C’est justement le cas avec le Protocole de Maputo. Lors de la tenue du panel de haut niveau sur les droits des femmes en Afrique pour le 27 ème sommet de l’Union Africaine ce 19 juillet à Kigali au Rwanda, 5 pays seulement sur les 37 pays l’ayant ratifié ont fait leur rapport sur le Protocole de Maputo.

Suite à la ratification du Protocole, de nombreux pays ont pris des mesures législatives et constitutionnelles pour améliorer les droits des femmes sur leur territoire. Nous avons entendu ce qu’à fait le Cameroun, la RDC a lancé une campagne de «tolérance zéro» envers les auteurs de violences sexuelles, l’Ouganda a interdit les mutilations génitales, le Kenya a adopté un projet de loi sur la protection de la famille qui criminalise les violences domestiques etc. Cependant, de nombreux États n’ont pas encore appliqué les recommandations préconisées. Par exemple, l’article 14 du Protocole portant sur les droits sexuels et reproductifs, l’article 21 relatif à l’héritage équitable entre hommes et femmes ou encore l’article 9 mentionnant la participation égalitaire des femmes et des hommes en politique sont objets de discussion dans de nombreux pays.

Les choses évoluent, mais à pas de tortue et face à cette situation nous devons nous mobiliser pour accélérer la mise en œuvre effective de ce Protocole (Les femmes elles-mêmes, la société civile et bien entendu l’Etat). A 04 ans de l’évaluation de la décennie de la femme africaine, nous devons changer d’altitude et observer un minimum de mesures d’accompagnement pour permettre que la mise en œuvre du Protocole de Maputo rentre dans le bilan du Cameroun en 2020 :

  • La vulgarisation du Protocole de Maputo (par descentes sur le terrain en langues nationales) ;

  • Son appropriation par les femmes ;

  • Le changement de méthode par les femmes (éducation des enfants, rites du veuvage, les enveloppes de la dote… Si certaines pratiques néfastes persistent, c’est bien parce que les femmes sont complices ;

  • D’autres mesures législatives et constitutionnelles sont à prendre par l’Etats pour réduire l’écart entre les politiques énoncées et la mise en œuvre effective (loi électorale, loi sur le mariage et autres ;

  • Revoir le budget pour le financement de l’égalité homme/femme ; (lors de l’évaluation nous avons constaté que ces ressources étaient insuffisantes ;

  • Amener les femmes à investir pour la connaissance de leurs droits ; (elles ont toujours de l’argent pour tout sauf pour leurs droits) ; -Formations et autres renforcement de capacités ;

  • Formation de la société civile pour mieux faire le suivi et évaluation ; (nous venons à l’appui de l’action gouvernementale)

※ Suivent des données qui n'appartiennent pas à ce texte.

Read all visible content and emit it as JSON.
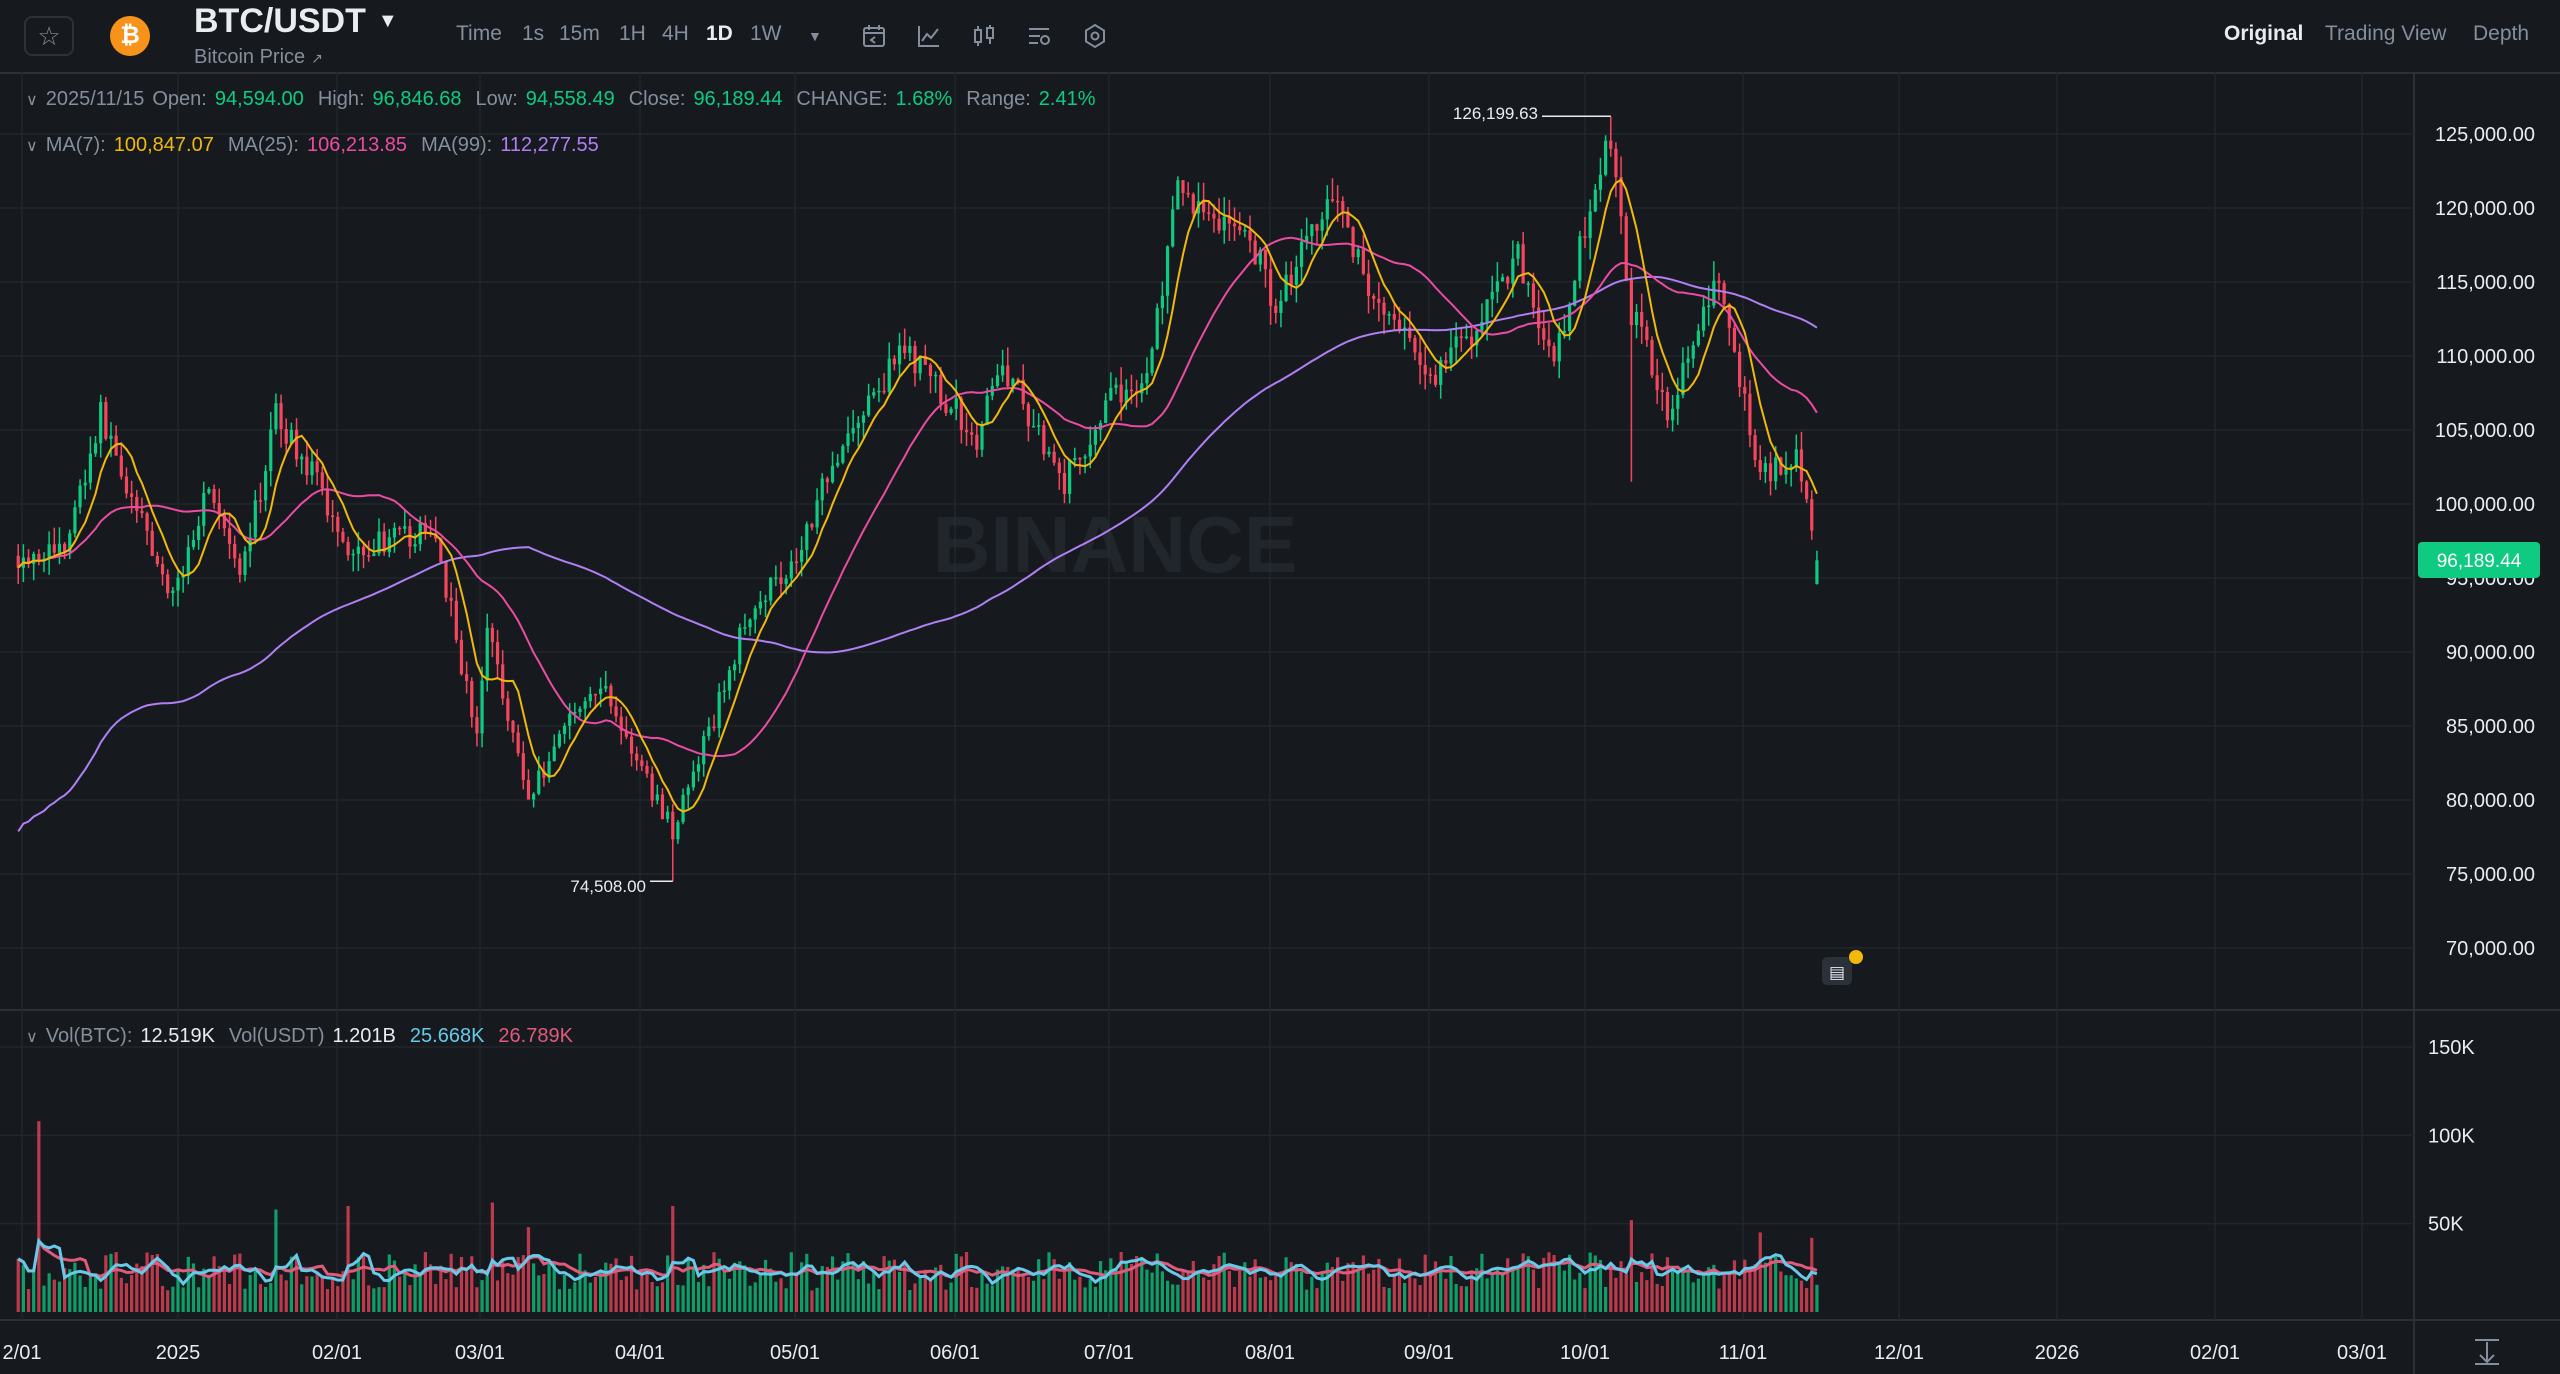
{
  "header": {
    "symbol": "BTC/USDT",
    "subtitle": "Bitcoin Price",
    "coin_icon": "bitcoin-icon",
    "intervals": [
      "Time",
      "1s",
      "15m",
      "1H",
      "4H",
      "1D",
      "1W"
    ],
    "active_interval": "1D",
    "view_tabs": [
      "Original",
      "Trading View",
      "Depth"
    ],
    "active_view": "Original",
    "tools": [
      "calendar-icon",
      "indicator-icon",
      "candle-type-icon",
      "settings-layout-icon",
      "hexagon-settings-icon"
    ]
  },
  "ohlc": {
    "date": "2025/11/15",
    "open_label": "Open:",
    "open": "94,594.00",
    "high_label": "High:",
    "high": "96,846.68",
    "low_label": "Low:",
    "low": "94,558.49",
    "close_label": "Close:",
    "close": "96,189.44",
    "change_label": "CHANGE:",
    "change": "1.68%",
    "range_label": "Range:",
    "range": "2.41%"
  },
  "ma": {
    "ma7_label": "MA(7):",
    "ma7": "100,847.07",
    "ma25_label": "MA(25):",
    "ma25": "106,213.85",
    "ma99_label": "MA(99):",
    "ma99": "112,277.55"
  },
  "volume": {
    "btc_label": "Vol(BTC):",
    "btc": "12.519K",
    "usdt_label": "Vol(USDT)",
    "usdt": "1.201B",
    "ma1": "25.668K",
    "ma2": "26.789K",
    "axis_labels": [
      "150K",
      "100K",
      "50K"
    ]
  },
  "price_axis": [
    "125,000.00",
    "120,000.00",
    "115,000.00",
    "110,000.00",
    "105,000.00",
    "100,000.00",
    "95,000.00",
    "90,000.00",
    "85,000.00",
    "80,000.00",
    "75,000.00",
    "70,000.00"
  ],
  "last_price": "96,189.44",
  "annotations": {
    "high": "126,199.63",
    "low": "74,508.00"
  },
  "time_axis": [
    "2/01",
    "2025",
    "02/01",
    "03/01",
    "04/01",
    "05/01",
    "06/01",
    "07/01",
    "08/01",
    "09/01",
    "10/01",
    "11/01",
    "12/01",
    "2026",
    "02/01",
    "03/01"
  ],
  "watermark": "BINANCE",
  "colors": {
    "up": "#0ecb81",
    "down": "#f6465d",
    "ma7": "#f0b90b",
    "ma25": "#eb4ca3",
    "ma99": "#b17ff5",
    "vol_ma1": "#68c9e8",
    "vol_ma2": "#e05a7c",
    "background": "#161a1e",
    "grid": "#2b3139"
  },
  "chart_data": {
    "type": "candlestick",
    "timeframe": "1D",
    "ylim": [
      66000,
      130000
    ],
    "price_keys": [
      [
        "2024-12-01",
        96500
      ],
      [
        "2024-12-10",
        97000
      ],
      [
        "2024-12-17",
        106000
      ],
      [
        "2024-12-25",
        98500
      ],
      [
        "2024-12-31",
        93500
      ],
      [
        "2025-01-07",
        101500
      ],
      [
        "2025-01-13",
        94500
      ],
      [
        "2025-01-20",
        106000
      ],
      [
        "2025-01-27",
        102000
      ],
      [
        "2025-02-03",
        97000
      ],
      [
        "2025-02-10",
        97500
      ],
      [
        "2025-02-20",
        98000
      ],
      [
        "2025-02-24",
        91000
      ],
      [
        "2025-02-28",
        84000
      ],
      [
        "2025-03-02",
        92000
      ],
      [
        "2025-03-10",
        80000
      ],
      [
        "2025-03-19",
        86500
      ],
      [
        "2025-03-25",
        87500
      ],
      [
        "2025-03-31",
        82500
      ],
      [
        "2025-04-07",
        78000
      ],
      [
        "2025-04-14",
        84500
      ],
      [
        "2025-04-22",
        93000
      ],
      [
        "2025-05-01",
        96500
      ],
      [
        "2025-05-08",
        103000
      ],
      [
        "2025-05-22",
        110500
      ],
      [
        "2025-06-05",
        104500
      ],
      [
        "2025-06-10",
        109500
      ],
      [
        "2025-06-22",
        101500
      ],
      [
        "2025-07-01",
        107000
      ],
      [
        "2025-07-08",
        108500
      ],
      [
        "2025-07-14",
        121000
      ],
      [
        "2025-07-28",
        118000
      ],
      [
        "2025-08-02",
        113500
      ],
      [
        "2025-08-13",
        121500
      ],
      [
        "2025-08-20",
        114500
      ],
      [
        "2025-09-01",
        108500
      ],
      [
        "2025-09-10",
        112000
      ],
      [
        "2025-09-18",
        117000
      ],
      [
        "2025-09-25",
        109000
      ],
      [
        "2025-10-03",
        122000
      ],
      [
        "2025-10-06",
        124500
      ],
      [
        "2025-10-10",
        113000
      ],
      [
        "2025-10-17",
        106500
      ],
      [
        "2025-10-27",
        115000
      ],
      [
        "2025-11-04",
        102000
      ],
      [
        "2025-11-11",
        103500
      ],
      [
        "2025-11-15",
        96189
      ]
    ],
    "volume_range_btc": [
      0,
      165000
    ],
    "annotations": {
      "high": 126199.63,
      "low": 74508.0
    }
  }
}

  • Formation pour l’élaboration des rapports (procédures d’élaboration des rapports, Canevas) ;

  • Elargir la plateforme société civile/gouvernement ;

Nous avons du pain sur la planche avec l’Agenda 2063, pour mieux l’aborder, mettons en œuvre le Protocole de Maputo, Passons des discours à l’action afin que demain soit meilleur pour la femme et pour tous !!

JE VOUS REMERCIE !!!!

Présentation de Madame Chantal KAMBIWA,
Directrice Exécutive de SERVITAS Cameroon.